Decision No.: 03-001

 

Applicant: G. Auger

 

 

Respondent: None

 

 

KEY WORDS: danger, electrical safety, electrical extension cord, LRC, passenger rail car, unauthorized modification, short circuit, circuit breaker, electrical shock, refrigerator, vacuum cleaner, over amperage, Canadian Electrical Code, Part I, January, 1990.

PROVISIONS: C.L.C: 122.(1), 122.1, 122.2, 124, 128, 129

 

SUMMARY:

 

On April 17, 2002 and electrician with VIA Rail refused to work. He had discovered an unauthorized modification to VIA Rail’s LRC passenger rail cars whereby an extension cord had been attached to the electrical distribution panels on the cars. He held that the modification constituted a danger under the Code because the circuit was not protected against over amperage.
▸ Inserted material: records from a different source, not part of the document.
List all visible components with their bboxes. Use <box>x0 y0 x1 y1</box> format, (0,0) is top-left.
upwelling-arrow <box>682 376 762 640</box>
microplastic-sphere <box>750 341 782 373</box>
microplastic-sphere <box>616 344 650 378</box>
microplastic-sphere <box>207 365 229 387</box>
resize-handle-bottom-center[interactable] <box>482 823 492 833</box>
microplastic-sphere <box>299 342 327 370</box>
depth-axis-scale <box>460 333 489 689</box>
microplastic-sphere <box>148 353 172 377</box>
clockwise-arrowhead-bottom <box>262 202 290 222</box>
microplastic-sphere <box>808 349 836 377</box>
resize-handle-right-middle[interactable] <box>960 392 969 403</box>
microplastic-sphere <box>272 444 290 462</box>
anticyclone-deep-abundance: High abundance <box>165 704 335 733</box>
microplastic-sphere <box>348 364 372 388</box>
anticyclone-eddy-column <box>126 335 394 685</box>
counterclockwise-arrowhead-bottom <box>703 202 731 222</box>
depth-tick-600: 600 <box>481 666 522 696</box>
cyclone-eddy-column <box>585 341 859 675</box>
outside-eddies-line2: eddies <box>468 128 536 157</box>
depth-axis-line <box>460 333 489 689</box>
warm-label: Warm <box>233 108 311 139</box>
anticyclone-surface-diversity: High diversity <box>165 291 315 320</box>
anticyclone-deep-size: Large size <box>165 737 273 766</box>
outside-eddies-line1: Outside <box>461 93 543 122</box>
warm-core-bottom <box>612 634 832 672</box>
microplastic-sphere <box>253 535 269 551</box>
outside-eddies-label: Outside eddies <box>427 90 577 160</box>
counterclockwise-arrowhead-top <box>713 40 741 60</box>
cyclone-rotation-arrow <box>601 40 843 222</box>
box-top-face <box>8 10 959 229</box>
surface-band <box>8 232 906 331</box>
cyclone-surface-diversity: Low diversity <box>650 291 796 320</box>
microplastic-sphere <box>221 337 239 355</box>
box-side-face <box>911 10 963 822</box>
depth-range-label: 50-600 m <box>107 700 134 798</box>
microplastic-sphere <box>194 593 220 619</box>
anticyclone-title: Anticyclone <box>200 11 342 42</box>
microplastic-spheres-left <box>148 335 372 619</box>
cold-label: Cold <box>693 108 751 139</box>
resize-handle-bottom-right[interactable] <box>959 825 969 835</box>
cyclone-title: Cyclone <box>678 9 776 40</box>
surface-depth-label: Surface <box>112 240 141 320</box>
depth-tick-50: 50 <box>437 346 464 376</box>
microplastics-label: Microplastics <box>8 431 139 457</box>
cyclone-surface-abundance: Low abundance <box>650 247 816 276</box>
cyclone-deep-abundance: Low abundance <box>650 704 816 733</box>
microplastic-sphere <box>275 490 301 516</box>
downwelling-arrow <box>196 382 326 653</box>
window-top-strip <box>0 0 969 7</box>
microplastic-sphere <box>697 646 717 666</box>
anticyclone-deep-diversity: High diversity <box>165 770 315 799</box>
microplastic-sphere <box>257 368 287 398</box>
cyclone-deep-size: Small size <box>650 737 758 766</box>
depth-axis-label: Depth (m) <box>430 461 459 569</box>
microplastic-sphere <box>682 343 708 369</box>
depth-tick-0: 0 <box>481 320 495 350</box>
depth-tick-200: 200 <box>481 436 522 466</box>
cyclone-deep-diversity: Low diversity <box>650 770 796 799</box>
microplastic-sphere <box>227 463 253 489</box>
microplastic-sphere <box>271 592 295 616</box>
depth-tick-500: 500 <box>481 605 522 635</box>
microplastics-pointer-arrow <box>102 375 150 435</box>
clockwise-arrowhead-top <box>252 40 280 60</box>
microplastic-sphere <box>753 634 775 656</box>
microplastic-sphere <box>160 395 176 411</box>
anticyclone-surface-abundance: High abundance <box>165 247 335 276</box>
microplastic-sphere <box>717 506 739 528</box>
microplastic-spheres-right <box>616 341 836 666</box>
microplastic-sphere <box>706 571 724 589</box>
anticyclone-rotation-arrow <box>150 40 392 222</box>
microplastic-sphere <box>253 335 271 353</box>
He opined that the extension cord or electrical appliance of device connected thereto could short out and the over amperage could cause a fire or expose a person to toxic smoke or possibly to electrocution.

 

After hearing and considering the facts in the case, the appeals officer confirmed the decision of the safety officer that a danger did not exist for any person. He found that that there was minimal risk that a short circuit could develop in the electrical extension cords such that it was not reasonable to expect that the improperly connected electrical extension cords could cause injury to the employee a competent electrician.